Home Extensions Top Tips
The reasons for considering an extension are many and varied, more space to entertain, creation of a work zone, place for a new hobby or to add a wow factor. Whatever the reason there a few key points to consider before embarking on the process to ensure that you create the space as unique as your requirements.
Move or extend?
Do you love the area you live in? Are the neighbours firm friends or just the people you live next to? Is the location, just right? Or do you crave a change of scene, where you can just pop around the corner for all your favourite things? Depending on your answers to these questions you may already be on the phone to an estate agent.
If the location is where you want to be there are other consideration before ruling out a move. Will you get permission to build the type and style of extension that you want? And will the work give you the return on capital that you need?
Work through costs at the beginning, a quantity surveyor will be able to give you an idea of costs but only you will be able to define what constitutes good value. Return on investment is important if you may need to move in a couple of years, enjoyment, comfort and usefulness will have a greater impact if this is your forever home.
Develop your brief now!
A good design brief is essential to the success of every build project and even if you decide to move putting down your requirements in writing will help tailor you search for that perfect new pad. A well-developed design brief should be clearly setting your main requirements, detailing your vision and communicating your motivations and expectations; design direction; budget and set realistic time frames. Put simply what do you love doing and how do you want to do it?
Developing a holistic brief will ensure that your new extension will connect with the existing house in a meaningful way. You don’t want your beautiful new extension to turn the lounge into a corridor. It will also mean that you can address other issues at the same time.
Does clutter cause a sinking feeling when you enter the hall, or is the dining table so full with paperwork you can’t have a romantic meal. Is the bedroom boxy or the kitchen more suited to pot noodle then sophisticated entertaining? Addressing issues such as these during the build process will increase your satisfaction with the whole project and ensure your vision is achieved.
“Size matters not”
Yoda was right when he said that we should not judge by size, bigger isn’t always better, it’s about usable space. Your new extension should be improving your existing space rather than simply adding more. It should be designed to fit the way that you want to live, accommodating furniture or equipment allowing it to be use in a meaningful way. This takes us back to the design brief and making sure that the new space has a defined function. Keeping down the size of your addition will help to manage the environmental impact of the build, reduce the build budget and reduce running costs.
Getting the size of the extension right is important in terms of the overall look of your home.
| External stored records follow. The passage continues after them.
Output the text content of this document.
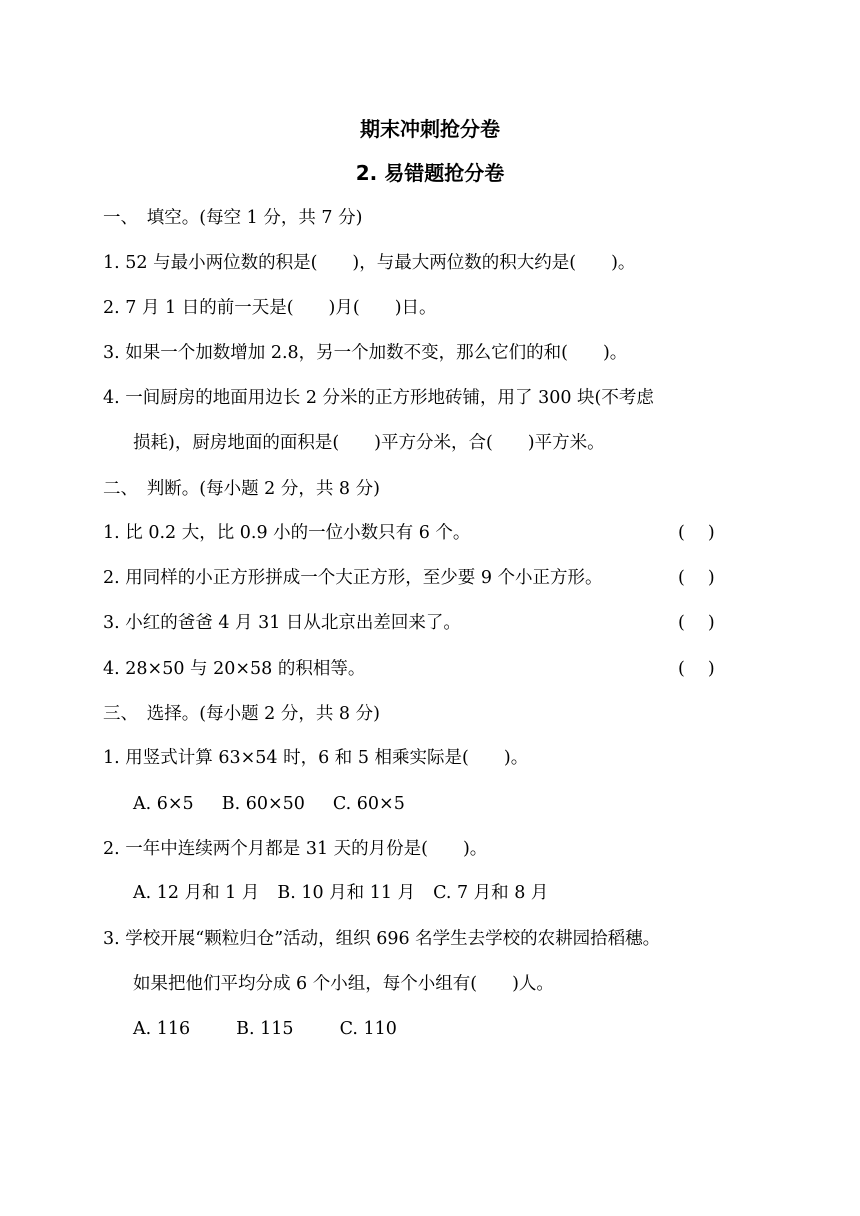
期末冲刺抢分卷
2. 易错题抢分卷

一、　填空。(每空 1 分，共 7 分)

1. 52 与最小两位数的积是(　　)，与最大两位数的积大约是(　　)。

2. 7 月 1 日的前一天是(　　)月(　　)日。

3. 如果一个加数增加 2.8，另一个加数不变，那么它们的和(　　)。

4. 一间厨房的地面用边长 2 分米的正方形地砖铺，用了 300 块(不考虑

损耗)，厨房地面的面积是(　　)平方分米，合(　　)平方米。

二、　判断。(每小题 2 分，共 8 分)

1. 比 0.2 大，比 0.9 小的一位小数只有 6 个。	(　 )

2. 用同样的小正方形拼成一个大正方形，至少要 9 个小正方形。	(　 )

3. 小红的爸爸 4 月 31 日从北京出差回来了。	(　 )

4. 28×50 与 20×58 的积相等。	(　 )

三、　选择。(每小题 2 分，共 8 分)

1. 用竖式计算 63×54 时，6 和 5 相乘实际是(　　)。

A. 6×5 B. 60×50 C. 60×5

2. 一年中连续两个月都是 31 天的月份是(　　)。

A. 12 月和 1 月 B. 10 月和 11 月 C. 7 月和 8 月

3. 学校开展“颗粒归仓”活动，组织 696 名学生去学校的农耕园拾稻穗。

如果把他们平均分成 6 个小组，每个小组有(　　)人。

A. 116	B. 115	C. 110
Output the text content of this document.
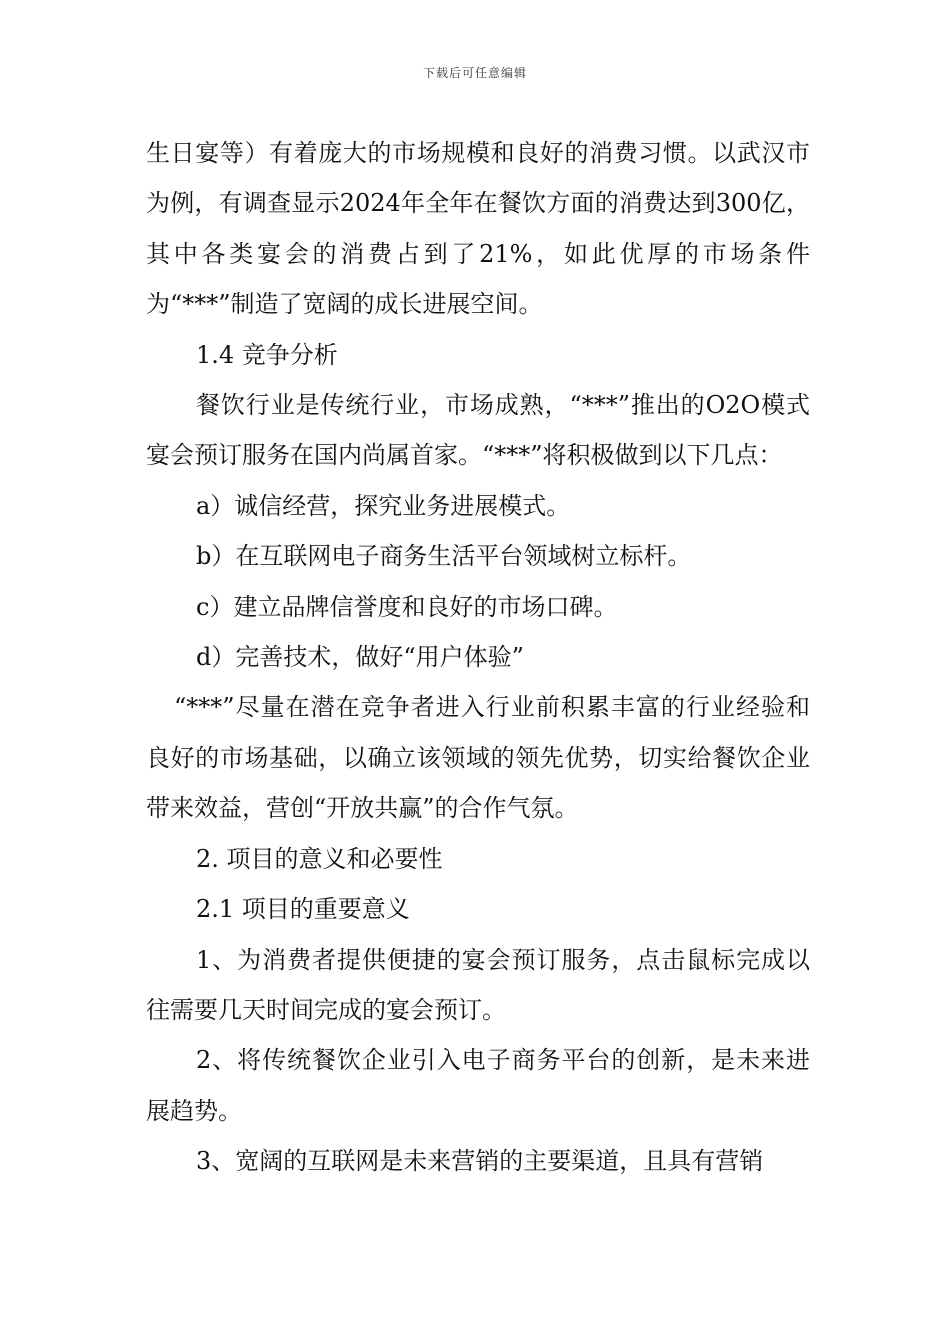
下载后可任意编辑

生日宴等）有着庞大的市场规模和良好的消费习惯。以武汉市为例，有调查显示2024年全年在餐饮方面的消费达到300亿，其中各类宴会的消费占到了21%，如此优厚的市场条件为“***”制造了宽阔的成长进展空间。

1.4 竞争分析

餐饮行业是传统行业，市场成熟，“***”推出的O2O模式宴会预订服务在国内尚属首家。“***”将积极做到以下几点：

a）诚信经营，探究业务进展模式。

b）在互联网电子商务生活平台领域树立标杆。

c）建立品牌信誉度和良好的市场口碑。

d）完善技术，做好“用户体验”

“***”尽量在潜在竞争者进入行业前积累丰富的行业经验和良好的市场基础，以确立该领域的领先优势，切实给餐饮企业带来效益，营创“开放共赢”的合作气氛。

2. 项目的意义和必要性

2.1 项目的重要意义

1、为消费者提供便捷的宴会预订服务，点击鼠标完成以往需要几天时间完成的宴会预订。

2、将传统餐饮企业引入电子商务平台的创新，是未来进展趋势。

3、宽阔的互联网是未来营销的主要渠道，且具有营销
It shouldn’t be so big that it dominates either your home or your neighbours. Too dominant and you risk not getting planning permission. Design style will have a major impact on the way the new and old work together.
Style, style, style
The right design will combine three styles seamlessly. Each house has its own style, the new extension must be sensitive to this and each of these must combine to reflect your style. The challenge is to create an authenticity that makes the new building work effortlessly. Matching styles means proportions, details and materials must be sensitively harmonised. A contrasting extension requires different ideas but the extension still needs to be sensitive to the existing home rather than spoiling it.
Materials are an intrinsic part of the architectural style. Considering materials right from the beginning means that you get the finish you want. The right materials mean that a bland home can become extraordinary or an extension hidden, seamlessly added to your existing house. Selection of the right materials in the right places will mean that you will achieve your dream, the wrong material and you’ll always be a little disappointed.
Hidden building materials should be given the same consideration as those on view. Do you want the best u-values, natural materials or locally sourced items? How long do you want them to last? Without making decisions on this at an early stage you may end up having to compromised or increasing your budget. Some material also have long lead times.
To extend or replace?
At this point you might be asking if it would be easier to knock down and start fresh. There is a point when you are extending when it might be easier and cheaper, but ultimately you will need to consider the value of this route. It is worth bearing in mind that extensions and renovations attract 20% VAT whereas a new build is 0% so do your sums on the costs at the beginning when you can make the right choice.